Every year Apple has been making Objective C and Xcode easier and easier to be picked up by developers like me – coming from a background in high-level OO languages (ActionScript, Java) with little to no experience in C – people for whom terms like “memory management” evoke images of creepy dark things crawling from under the shadows of our beds at night.  Still, Objective-C is basically an OO scaffolding to make C into an OO language, and as we have been learning through our development projects, there is plenty of history (or “baggage” as one of my CS engineer colleagues likes to say – he has the C background from back in the day that I don’t) as a result of C being a very old language.  The end result is, while we are able to jump in and crank out working applications, there seems to be always plenty to learn – there are lots of quirks and new twists that someone like me just isn’t used to.  The one I want to highlight today is Categories in Objective C.

Categories are the easiest way to modify existing classes in Objective C. And why not just extend the class like we would in any other OO language?

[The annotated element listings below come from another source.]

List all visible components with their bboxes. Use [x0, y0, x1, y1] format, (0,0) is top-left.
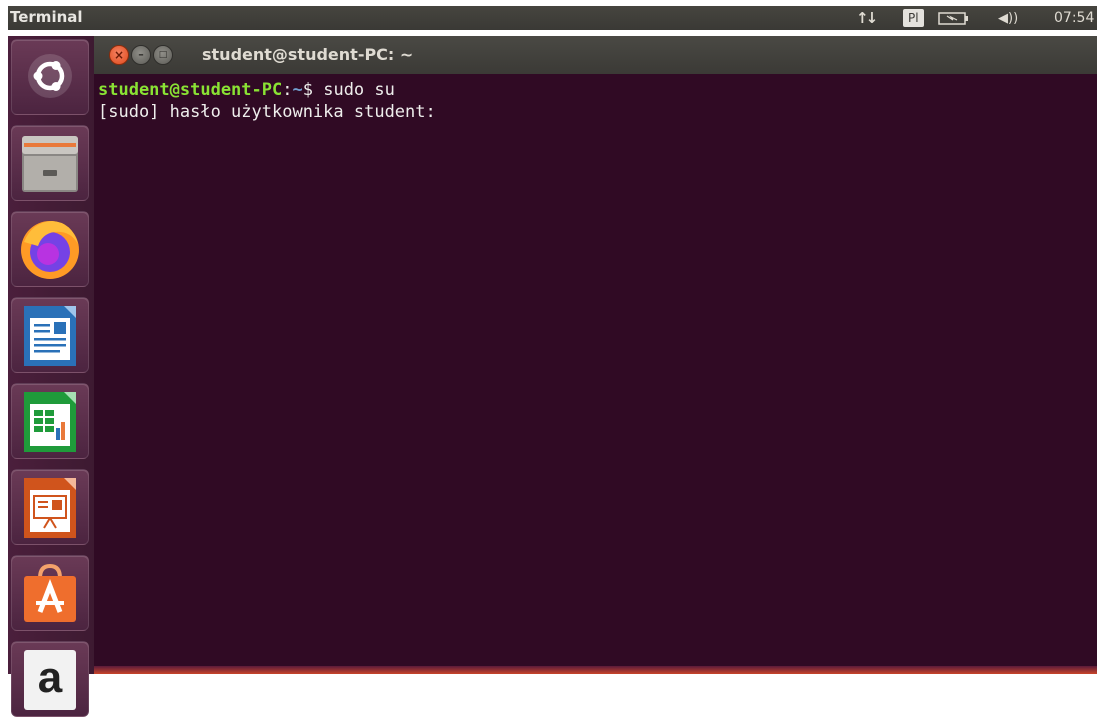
terminal-window: × – □ student@student-PC: ~ student@stud… [94, 36, 1097, 674]
top-menu-bar: Terminal ↑↓ Pl ◀)) 07:54 [8, 6, 1097, 30]
launcher-item-amazon[interactable]: a [11, 641, 89, 717]
ubuntu-dash-icon [28, 54, 72, 98]
window-title: student@student-PC: ~ [202, 45, 414, 64]
clock[interactable]: 07:54 [1054, 6, 1094, 30]
ubuntu-software-icon [24, 563, 76, 622]
prompt-path: ~ [292, 80, 303, 100]
files-icon [22, 136, 78, 192]
launcher-item-writer[interactable] [11, 297, 89, 373]
terminal-bottom-edge [94, 666, 1097, 674]
command-text: sudo su [323, 80, 395, 100]
launcher-item-files[interactable] [11, 125, 89, 201]
launcher-item-dash[interactable] [11, 39, 89, 115]
libreoffice-impress-icon [24, 478, 76, 538]
prompt-symbol: $ [302, 80, 324, 100]
launcher-item-firefox[interactable] [11, 211, 89, 287]
window-titlebar[interactable]: × – □ student@student-PC: ~ [94, 36, 1097, 74]
terminal-line: student@student-PC:~$ sudo su [98, 79, 395, 101]
prompt-separator: : [282, 80, 293, 100]
battery-icon[interactable] [937, 6, 973, 30]
close-icon: × [113, 48, 125, 62]
minimize-icon: – [138, 48, 144, 61]
amazon-icon: a [24, 650, 76, 710]
terminal-line: [sudo] hasło użytkownika student: [98, 102, 436, 122]
launcher-item-calc[interactable] [11, 383, 89, 459]
maximize-icon: □ [158, 50, 168, 60]
network-icon[interactable]: ↑↓ [856, 6, 878, 30]
maximize-button[interactable]: □ [153, 45, 173, 65]
close-button[interactable]: × [109, 45, 129, 65]
firefox-icon [21, 221, 79, 279]
top-panel: Terminal ↑↓ Pl ◀)) 07:54 [0, 0, 1097, 36]
app-menu-title[interactable]: Terminal [10, 8, 83, 26]
prompt-user-host: student@student-PC [98, 80, 283, 100]
launcher-item-impress[interactable] [11, 469, 89, 545]
minimize-button[interactable]: – [131, 45, 151, 65]
libreoffice-writer-icon [24, 306, 76, 366]
keyboard-layout-indicator[interactable]: Pl [903, 9, 924, 27]
launcher-item-software[interactable] [11, 555, 89, 631]
terminal-output[interactable]: student@student-PC:~$ sudo su [sudo] has… [94, 74, 1097, 666]
launcher: a [8, 36, 95, 717]
libreoffice-calc-icon [24, 392, 76, 452]
volume-icon[interactable]: ◀)) [998, 6, 1018, 30]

Here’s why (from the apple docs):

Furthermore, it might not make sense to subclass the existing class, because you may want your drawing behavior available not only to the original NSString class but also any subclasses of that class, like NSMutableString. And, although NSString is available on both OS X and iOS, the drawing code would need to be different for each platform, so you’d need to use a different subclass on each platform.

Here’s the link to the full article in the Apple docs.

 

**Edit: comment from Luis Solano  over twitter:

@flexRonin nice. I’d strongly suggest to always prefix methods in categories with a three letter prefix to avoid collisions.